Template, Type, and Tagging Metadata Guide

This document defines the canonical rules for frontmatter metadata in the Notebook Automation system. It ensures consistent use of template-type, type, and tags fields for all content modalities. It complements the schema-driven metadata pipeline.

Processor Assignment of Template-Types

Several processors in the C# codebase are responsible for assigning or enriching metadata:

  • MetadataEnsureProcessor

    • Main processor for analyzing markdown files and assigning template-type.
    • Uses filename patterns, directory names, and associated files to determine:
      • note/instruction for instruction files
      • resource-reading for reading materials
      • pdf-reference for case studies and PDF-associated files
      • video-reference for video-associated files
      • Leaves index.md for manual classification
  • MetadataHierarchyDetector

    • Extracts hierarchy information (program, course, class, module, lesson) from file paths.
    • Updates metadata with hierarchy fields but does not directly assign template-type.
  • YamlHelper

    • Parses and updates YAML frontmatter, but does not assign template-type.
  • CourseStructureExtractor

    • Extracts module and lesson information for metadata enrichment.
    • Does not assign template-type.

Summary: Only the MetadataEnsureProcessor assigns template-type values automatically. Other processors support metadata enrichment but do not set the template-type field.

Template-Type and Type Logic (C# Implementation)

  • Automatic Detection:
    The MetadataEnsureProcessor analyzes file paths and names to set template-type automatically if not present.

    • -instructions.md or "instruction" → note/instruction
    • "reading" in filename or directory → resource-reading
    • "case studies" in directory or "case-stud" in filename → pdf-reference
    • Associated .pdf file → pdf-reference
    • Associated video file (.mp4, .mov, .avi) → video-reference
    • index.md → requires manual classification
  • Type Assignment:
    The processor sets the type field based on template-type:

    • pdf-referencenote/case-study
    • video-referencenote/video-note
    • resource-readingnote/reading
    • note/instructionnote/instruction
    • Other templates may require manual assignment.
  • Required Fields:
    Each template-type enforces a set of required metadata fields.

    • Universal: auto-generated-state, date-created, publisher
    • PDF: type, comprehension, status, completion-date, authors, tags, etc.
    • Video: type, comprehension, status, video-duration (resolved), author, tags, etc.
    • Reading: type, comprehension, status, page-count, authors, tags, etc.
  • Tags:
    Always present for all templates. Used for modality, context, and classification.

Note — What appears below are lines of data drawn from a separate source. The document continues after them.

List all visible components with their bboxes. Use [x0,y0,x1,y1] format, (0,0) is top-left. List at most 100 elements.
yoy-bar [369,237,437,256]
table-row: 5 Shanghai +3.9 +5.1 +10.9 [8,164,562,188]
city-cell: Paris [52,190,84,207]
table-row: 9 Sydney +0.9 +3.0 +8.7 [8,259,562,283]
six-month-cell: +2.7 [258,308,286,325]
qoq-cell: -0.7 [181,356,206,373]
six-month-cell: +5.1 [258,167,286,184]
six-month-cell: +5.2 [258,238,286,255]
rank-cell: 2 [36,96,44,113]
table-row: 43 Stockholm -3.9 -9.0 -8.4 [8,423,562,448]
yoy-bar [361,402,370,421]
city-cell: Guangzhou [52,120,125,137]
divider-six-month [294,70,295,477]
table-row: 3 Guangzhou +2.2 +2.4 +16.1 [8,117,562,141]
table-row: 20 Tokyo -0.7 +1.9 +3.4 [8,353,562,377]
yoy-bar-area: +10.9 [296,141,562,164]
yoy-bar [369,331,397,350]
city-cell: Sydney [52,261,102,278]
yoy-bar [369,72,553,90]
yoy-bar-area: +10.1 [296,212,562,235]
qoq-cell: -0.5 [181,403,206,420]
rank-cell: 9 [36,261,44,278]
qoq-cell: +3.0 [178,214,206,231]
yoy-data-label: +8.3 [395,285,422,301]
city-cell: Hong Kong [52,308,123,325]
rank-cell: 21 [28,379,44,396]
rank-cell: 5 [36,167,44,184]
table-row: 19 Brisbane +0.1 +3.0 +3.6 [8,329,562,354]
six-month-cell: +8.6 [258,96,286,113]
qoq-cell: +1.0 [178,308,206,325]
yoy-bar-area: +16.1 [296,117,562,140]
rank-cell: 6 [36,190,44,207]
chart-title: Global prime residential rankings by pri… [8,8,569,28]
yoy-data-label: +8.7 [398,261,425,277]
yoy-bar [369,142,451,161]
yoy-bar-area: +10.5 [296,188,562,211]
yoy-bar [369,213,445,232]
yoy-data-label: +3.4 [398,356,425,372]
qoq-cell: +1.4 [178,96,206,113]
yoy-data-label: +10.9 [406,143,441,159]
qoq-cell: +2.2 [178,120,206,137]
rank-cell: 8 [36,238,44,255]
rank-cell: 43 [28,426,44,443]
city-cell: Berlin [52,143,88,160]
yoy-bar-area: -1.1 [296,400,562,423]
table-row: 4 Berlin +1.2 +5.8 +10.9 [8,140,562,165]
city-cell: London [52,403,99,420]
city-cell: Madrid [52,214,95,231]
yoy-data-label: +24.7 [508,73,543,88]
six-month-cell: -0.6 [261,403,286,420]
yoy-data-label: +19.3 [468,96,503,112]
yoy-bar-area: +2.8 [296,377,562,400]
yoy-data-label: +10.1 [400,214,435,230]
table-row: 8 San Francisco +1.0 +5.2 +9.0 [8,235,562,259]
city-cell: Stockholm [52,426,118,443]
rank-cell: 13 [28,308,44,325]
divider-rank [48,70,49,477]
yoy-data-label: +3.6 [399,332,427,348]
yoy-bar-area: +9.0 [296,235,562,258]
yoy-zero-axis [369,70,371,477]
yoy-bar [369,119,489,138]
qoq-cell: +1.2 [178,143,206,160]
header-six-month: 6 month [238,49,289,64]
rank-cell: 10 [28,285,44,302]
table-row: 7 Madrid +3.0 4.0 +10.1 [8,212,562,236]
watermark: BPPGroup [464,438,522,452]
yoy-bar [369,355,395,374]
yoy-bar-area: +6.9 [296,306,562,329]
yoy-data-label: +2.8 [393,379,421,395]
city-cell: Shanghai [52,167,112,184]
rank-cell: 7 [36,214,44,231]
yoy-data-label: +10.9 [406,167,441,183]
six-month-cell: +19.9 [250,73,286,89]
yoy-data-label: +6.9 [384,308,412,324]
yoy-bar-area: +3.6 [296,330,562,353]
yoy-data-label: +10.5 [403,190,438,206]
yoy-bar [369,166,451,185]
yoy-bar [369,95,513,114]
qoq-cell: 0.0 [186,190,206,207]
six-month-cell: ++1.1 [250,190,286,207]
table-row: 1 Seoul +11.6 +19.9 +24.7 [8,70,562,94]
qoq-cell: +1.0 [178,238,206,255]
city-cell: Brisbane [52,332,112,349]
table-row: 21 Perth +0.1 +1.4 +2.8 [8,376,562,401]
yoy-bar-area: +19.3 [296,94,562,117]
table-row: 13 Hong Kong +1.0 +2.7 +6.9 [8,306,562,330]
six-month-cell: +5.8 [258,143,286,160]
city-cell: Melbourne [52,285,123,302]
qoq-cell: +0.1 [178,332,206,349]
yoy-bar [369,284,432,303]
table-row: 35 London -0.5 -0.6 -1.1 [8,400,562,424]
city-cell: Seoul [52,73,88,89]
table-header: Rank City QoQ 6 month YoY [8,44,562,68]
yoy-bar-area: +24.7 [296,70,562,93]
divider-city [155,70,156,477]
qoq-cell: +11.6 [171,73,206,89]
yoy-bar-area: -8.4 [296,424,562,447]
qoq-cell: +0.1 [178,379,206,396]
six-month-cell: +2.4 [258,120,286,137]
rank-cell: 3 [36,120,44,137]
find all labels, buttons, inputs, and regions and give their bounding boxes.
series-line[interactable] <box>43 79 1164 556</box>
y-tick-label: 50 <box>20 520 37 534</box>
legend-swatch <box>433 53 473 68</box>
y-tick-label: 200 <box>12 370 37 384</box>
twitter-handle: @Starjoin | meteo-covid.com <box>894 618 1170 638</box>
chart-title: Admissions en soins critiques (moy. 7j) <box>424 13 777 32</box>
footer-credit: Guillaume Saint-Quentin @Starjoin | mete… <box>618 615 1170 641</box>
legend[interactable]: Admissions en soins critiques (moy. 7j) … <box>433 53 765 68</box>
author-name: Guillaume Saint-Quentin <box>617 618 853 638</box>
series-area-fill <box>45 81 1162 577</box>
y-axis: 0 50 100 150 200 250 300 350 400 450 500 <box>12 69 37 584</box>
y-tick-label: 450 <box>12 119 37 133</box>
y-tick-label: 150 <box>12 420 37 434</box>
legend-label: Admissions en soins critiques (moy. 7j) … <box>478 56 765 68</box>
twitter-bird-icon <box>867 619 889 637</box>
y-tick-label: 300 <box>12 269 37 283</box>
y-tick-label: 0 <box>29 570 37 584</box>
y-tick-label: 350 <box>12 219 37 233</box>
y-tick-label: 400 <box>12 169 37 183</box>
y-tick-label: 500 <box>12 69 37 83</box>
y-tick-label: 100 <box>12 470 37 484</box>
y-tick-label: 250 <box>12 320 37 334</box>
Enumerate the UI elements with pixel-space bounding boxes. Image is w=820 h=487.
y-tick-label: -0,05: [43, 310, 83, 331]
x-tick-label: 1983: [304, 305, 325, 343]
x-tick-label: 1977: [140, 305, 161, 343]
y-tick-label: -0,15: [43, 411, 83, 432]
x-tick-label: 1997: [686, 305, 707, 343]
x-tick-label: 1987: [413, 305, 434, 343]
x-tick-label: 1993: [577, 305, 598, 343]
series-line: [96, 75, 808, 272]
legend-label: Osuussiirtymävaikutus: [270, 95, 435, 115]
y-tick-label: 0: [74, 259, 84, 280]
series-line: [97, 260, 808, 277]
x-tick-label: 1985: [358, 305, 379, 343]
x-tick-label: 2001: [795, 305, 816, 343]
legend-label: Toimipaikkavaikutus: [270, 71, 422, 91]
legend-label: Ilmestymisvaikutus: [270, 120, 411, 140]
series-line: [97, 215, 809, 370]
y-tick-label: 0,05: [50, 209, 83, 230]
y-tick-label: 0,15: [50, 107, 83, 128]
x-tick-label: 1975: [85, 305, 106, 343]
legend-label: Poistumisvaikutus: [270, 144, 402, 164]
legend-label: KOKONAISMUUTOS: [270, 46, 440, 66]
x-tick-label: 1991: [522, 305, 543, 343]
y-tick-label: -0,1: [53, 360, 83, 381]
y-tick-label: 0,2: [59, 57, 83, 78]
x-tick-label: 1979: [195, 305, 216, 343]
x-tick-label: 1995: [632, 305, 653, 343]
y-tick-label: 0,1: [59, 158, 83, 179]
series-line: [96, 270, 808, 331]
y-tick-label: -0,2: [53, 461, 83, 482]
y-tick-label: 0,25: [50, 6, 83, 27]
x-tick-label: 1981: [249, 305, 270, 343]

Example: C#-Driven Metadata

template-type: pdf-reference
type: note/case-study
tags:
  - case-study
  - finance
auto-generated-state: writable
date-created: 2025-07-11
publisher: University of Illinois at Urbana-Champaign
comprehension: 0
status: unread
authors: ""

Automation Notes

  • The processor only overwrites missing or empty fields unless forceOverwrite is enabled.
  • Dry run mode previews changes without modifying files.
  • Index files (index.md) require manual review for correct template-type and type assignment.
  • The schema-driven pipeline resolves dynamic fields via resolvers (e.g., PdfPageCountResolver, VideoDurationResolver) and produces a stable share-link via the required OneDriveShareLinkResolver when applicable.
  • Title is populated by TitleResolver using the source file name when a path is available; frontmatter-provided title still takes precedence.

Reserved Tags

  • Use tags for modality (case-study, live-class, reading, etc.) and context (finance, operations, etc.).
  • Tags must be lowercase and hyphenated.

Pipeline and Schema References


Updating This Guide

  • Update this guide whenever new template-types, types, required resolvers (e.g., OneDriveShareLinkResolver), or reserved tags are added in code or schema.